Java application to simulate behavior of cars driving on an expressway.
This application can generate a number of lanes, and a number of cars randomly distributed among the lanes. Cars are given random colors. Cars will accelerate to approach a set maximum velocity, but will slow down to tail other cars. Cars can also change lanes randomly, and are more likely to change lanes if they are behind another car.
Some cars are generated with red shades with nonzero aggression levels. Aggressive drivers tail cars more closely, drive faster, and are more likely to change lanes.
Each lane is composed of an ordered list of cars. Upon changing lanes, a binary search algorithm identifies the car with the current maximum x-coordinate, then uses binary search to find the appropriate insertion into the list of cars.

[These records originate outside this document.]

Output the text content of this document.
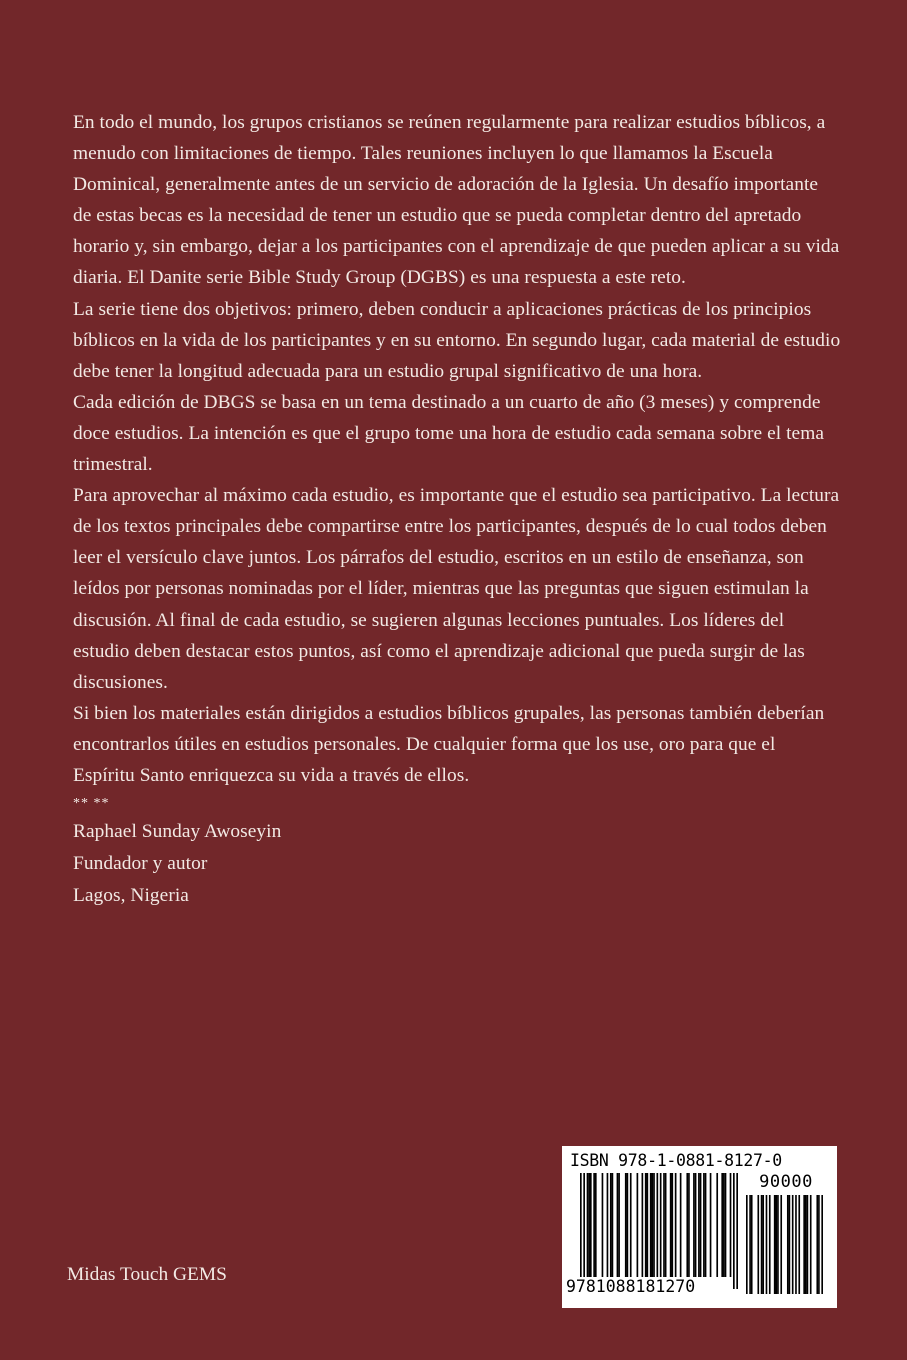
En todo el mundo, los grupos cristianos se reúnen regularmente para realizar estudios bíblicos, a menudo con limitaciones de tiempo. Tales reuniones incluyen lo que llamamos la Escuela Dominical, generalmente antes de un servicio de adoración de la Iglesia. Un desafío importante de estas becas es la necesidad de tener un estudio que se pueda completar dentro del apretado horario y, sin embargo, dejar a los participantes con el aprendizaje de que pueden aplicar a su vida diaria. El Danite serie Bible Study Group (DGBS) es una respuesta a este reto.

La serie tiene dos objetivos: primero, deben conducir a aplicaciones prácticas de los principios bíblicos en la vida de los participantes y en su entorno. En segundo lugar, cada material de estudio debe tener la longitud adecuada para un estudio grupal significativo de una hora.

Cada edición de DBGS se basa en un tema destinado a un cuarto de año (3 meses) y comprende doce estudios. La intención es que el grupo tome una hora de estudio cada semana sobre el tema trimestral.

Para aprovechar al máximo cada estudio, es importante que el estudio sea participativo. La lectura de los textos principales debe compartirse entre los participantes, después de lo cual todos deben leer el versículo clave juntos. Los párrafos del estudio, escritos en un estilo de enseñanza, son leídos por personas nominadas por el líder, mientras que las preguntas que siguen estimulan la discusión. Al final de cada estudio, se sugieren algunas lecciones puntuales. Los líderes del estudio deben destacar estos puntos, así como el aprendizaje adicional que pueda surgir de las discusiones.

Si bien los materiales están dirigidos a estudios bíblicos grupales, las personas también deberían encontrarlos útiles en estudios personales. De cualquier forma que los use, oro para que el Espíritu Santo enriquezca su vida a través de ellos.

** **

Raphael Sunday Awoseyin
Fundador y autor
Lagos, Nigeria
Midas Touch GEMS
ISBN 978-1-0881-8127-0
90000
9781088181270
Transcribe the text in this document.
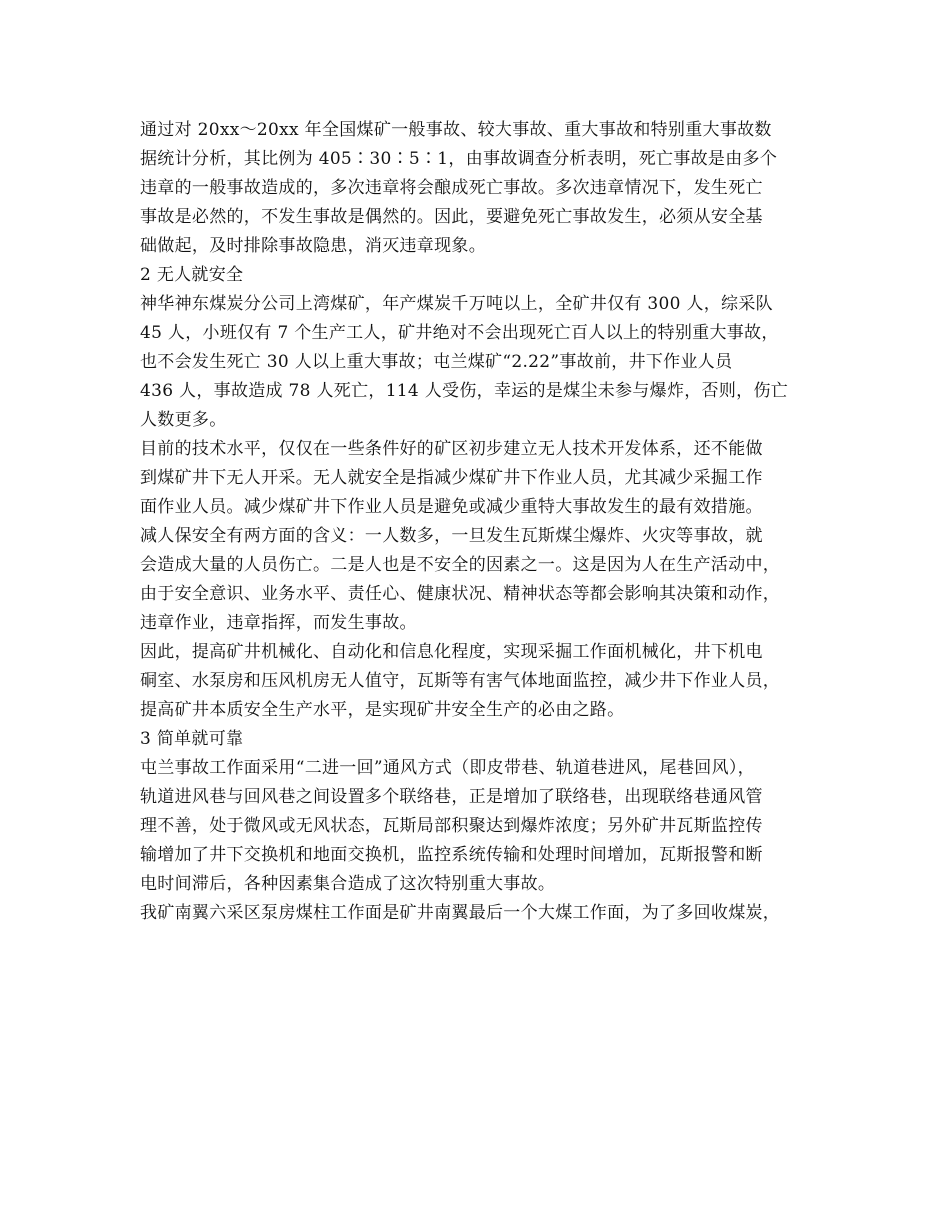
通过对 20xx～20xx 年全国煤矿一般事故、较大事故、重大事故和特别重大事故数
据统计分析，其比例为 405∶30∶5∶1，由事故调查分析表明，死亡事故是由多个
违章的一般事故造成的，多次违章将会酿成死亡事故。多次违章情况下，发生死亡
事故是必然的，不发生事故是偶然的。因此，要避免死亡事故发生，必须从安全基
础做起，及时排除事故隐患，消灭违章现象。
2 无人就安全
神华神东煤炭分公司上湾煤矿，年产煤炭千万吨以上，全矿井仅有 300 人，综采队
45 人，小班仅有 7 个生产工人，矿井绝对不会出现死亡百人以上的特别重大事故，
也不会发生死亡 30 人以上重大事故；屯兰煤矿“2.22”事故前，井下作业人员
436 人，事故造成 78 人死亡，114 人受伤，幸运的是煤尘未参与爆炸，否则，伤亡
人数更多。
目前的技术水平，仅仅在一些条件好的矿区初步建立无人技术开发体系，还不能做
到煤矿井下无人开采。无人就安全是指减少煤矿井下作业人员，尤其减少采掘工作
面作业人员。减少煤矿井下作业人员是避免或减少重特大事故发生的最有效措施。
减人保安全有两方面的含义：一人数多，一旦发生瓦斯煤尘爆炸、火灾等事故，就
会造成大量的人员伤亡。二是人也是不安全的因素之一。这是因为人在生产活动中，
由于安全意识、业务水平、责任心、健康状况、精神状态等都会影响其决策和动作，
违章作业，违章指挥，而发生事故。
因此，提高矿井机械化、自动化和信息化程度，实现采掘工作面机械化，井下机电
硐室、水泵房和压风机房无人值守，瓦斯等有害气体地面监控，减少井下作业人员，
提高矿井本质安全生产水平，是实现矿井安全生产的必由之路。
3 简单就可靠
屯兰事故工作面采用“二进一回”通风方式（即皮带巷、轨道巷进风，尾巷回风），
轨道进风巷与回风巷之间设置多个联络巷，正是增加了联络巷，出现联络巷通风管
理不善，处于微风或无风状态，瓦斯局部积聚达到爆炸浓度；另外矿井瓦斯监控传
输增加了井下交换机和地面交换机，监控系统传输和处理时间增加，瓦斯报警和断
电时间滞后，各种因素集合造成了这次特别重大事故。
我矿南翼六采区泵房煤柱工作面是矿井南翼最后一个大煤工作面，为了多回收煤炭，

On update(), each car determines its distance to the next car in the lane. Acceleration is set based on that distance and its current velocity.
On update(), each car checks a random number to determine if it will try to change lanes. If that chance succeeds, then a lane change check is run in adjacent lanes to determine if there is sufficient space for a lane change. The lane change decision is flagged in the current lane, and the lane change methods are run after the lane completes all remaining update() methods. The car is then removed from its current lane and added to its new lane, inserted appropriately into the list of cars in that lane. The y-position is smoothly moved into the new lane using a cubic easing function.
-Add JUnit tests.
-Cars and lanes should be drawn on a JPanel, and a separate JPanel should hold buttons and other input mechanisms. Currently, cars and lanes are drawn directly on the JFrame.
-Click to select a car, pull the current velocity, acceleration, color, aggression level, lane number, and index in lane. Allow user to change the car's acceleration, color, and aggression level, or flag a lane change (to be completed when allowable by lane change checks). Potentially also allow changes to preferred velocity and preferred tailing distance.
-Improve acceleration formulas when car is tailing too closely and moving too quickly.
-Model different forms of driving behavior. Possibly replace aggression level with different modes of aggression (drivers with higher tendency to change lanes, tail closely, or accelerate quickly).
-Model reaction times. Should cars change acceleration immediately if a slower car changes lanes in front of them?